The mains were accompanied by a small raft of the usual veggie suspects – carrots, broccoli, potatoes and interestingly, some mange touts. They were nicely al dente but were left drifting as we became totally caught up in what was under our noses and a good old catch up blether.

And so to pudding and the mix up with the menus. Despite ordering dark chocolate steamed pudding with honeycomb ice cream, and iced cherry and stem ginger parfait with cherry compote from the lunch menu, we were served with two dishes impersonating our selection that seemed to have deserted from the dinner menu. As the food was placed in front of us we were told that our waitress was’guessing as to who had ordered what’ and she then became flustered as we stared at our puds trying to match ingredients to menu descriptions.

Had she known me better she’d have suspected that coming between me and a steamed pudding was likely to lead to a keel hauling, so I handed back my dessert but Emily’ decided to hang on to her Blacketyside farm strawberries and raspberries with clotted cream ice cream and crushed honeycomb. It wasn’t the mistake that got me, but the suggestion that we’d have to make do. Maybe our waitress was worrying about the man and the door?

Anyway, the steamed pudding arrived and was suitably mollifying in a nursery food kind of way, and the fruit and crushed honeycomb delivered a nostalgic kick that made up for it being the sweet imposter it was.

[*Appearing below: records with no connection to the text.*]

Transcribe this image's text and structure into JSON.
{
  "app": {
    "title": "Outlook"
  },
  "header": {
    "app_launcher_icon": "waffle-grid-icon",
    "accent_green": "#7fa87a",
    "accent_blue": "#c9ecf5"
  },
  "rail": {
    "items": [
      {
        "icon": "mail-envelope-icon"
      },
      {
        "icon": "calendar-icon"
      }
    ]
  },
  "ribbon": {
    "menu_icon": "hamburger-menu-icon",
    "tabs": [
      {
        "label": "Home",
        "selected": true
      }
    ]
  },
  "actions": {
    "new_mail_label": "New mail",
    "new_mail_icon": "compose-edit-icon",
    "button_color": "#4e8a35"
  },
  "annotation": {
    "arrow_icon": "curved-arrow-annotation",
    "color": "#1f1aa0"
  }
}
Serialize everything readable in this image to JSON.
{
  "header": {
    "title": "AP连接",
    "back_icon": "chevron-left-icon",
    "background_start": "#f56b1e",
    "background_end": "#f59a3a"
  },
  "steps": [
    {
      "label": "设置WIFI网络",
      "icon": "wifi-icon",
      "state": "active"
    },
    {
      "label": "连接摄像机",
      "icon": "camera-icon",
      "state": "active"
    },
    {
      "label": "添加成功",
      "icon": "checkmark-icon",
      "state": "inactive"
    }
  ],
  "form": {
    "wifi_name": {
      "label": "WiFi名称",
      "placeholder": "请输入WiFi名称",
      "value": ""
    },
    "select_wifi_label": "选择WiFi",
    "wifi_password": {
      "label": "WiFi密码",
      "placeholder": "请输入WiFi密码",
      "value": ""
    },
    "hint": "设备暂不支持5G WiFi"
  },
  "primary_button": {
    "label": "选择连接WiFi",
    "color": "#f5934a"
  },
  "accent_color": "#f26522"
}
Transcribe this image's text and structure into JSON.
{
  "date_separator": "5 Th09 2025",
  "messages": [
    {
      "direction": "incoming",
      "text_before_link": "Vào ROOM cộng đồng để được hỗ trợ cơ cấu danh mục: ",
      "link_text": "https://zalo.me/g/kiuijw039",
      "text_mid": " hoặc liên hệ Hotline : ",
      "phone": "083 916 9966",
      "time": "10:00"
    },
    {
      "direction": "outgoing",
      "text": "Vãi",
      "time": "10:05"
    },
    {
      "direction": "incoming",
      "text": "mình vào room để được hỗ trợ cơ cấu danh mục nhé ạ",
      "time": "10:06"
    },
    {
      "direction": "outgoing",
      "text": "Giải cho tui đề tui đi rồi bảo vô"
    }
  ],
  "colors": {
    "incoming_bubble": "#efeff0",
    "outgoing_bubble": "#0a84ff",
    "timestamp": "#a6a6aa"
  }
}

Coffee and fudge rounded off our luncheon voyage which could have been all plain sailing, but was actually a bit choppy. The food was beautifully cooked, if a little bland in places and the ingredients were fresh and tasty, but the service can make or break a place and in this case we felt A Room In had missed the boat.  At the bottom of the menu, a helpful line says, “if you have any special dietary requirements… please let us know”. Yep. The right food please.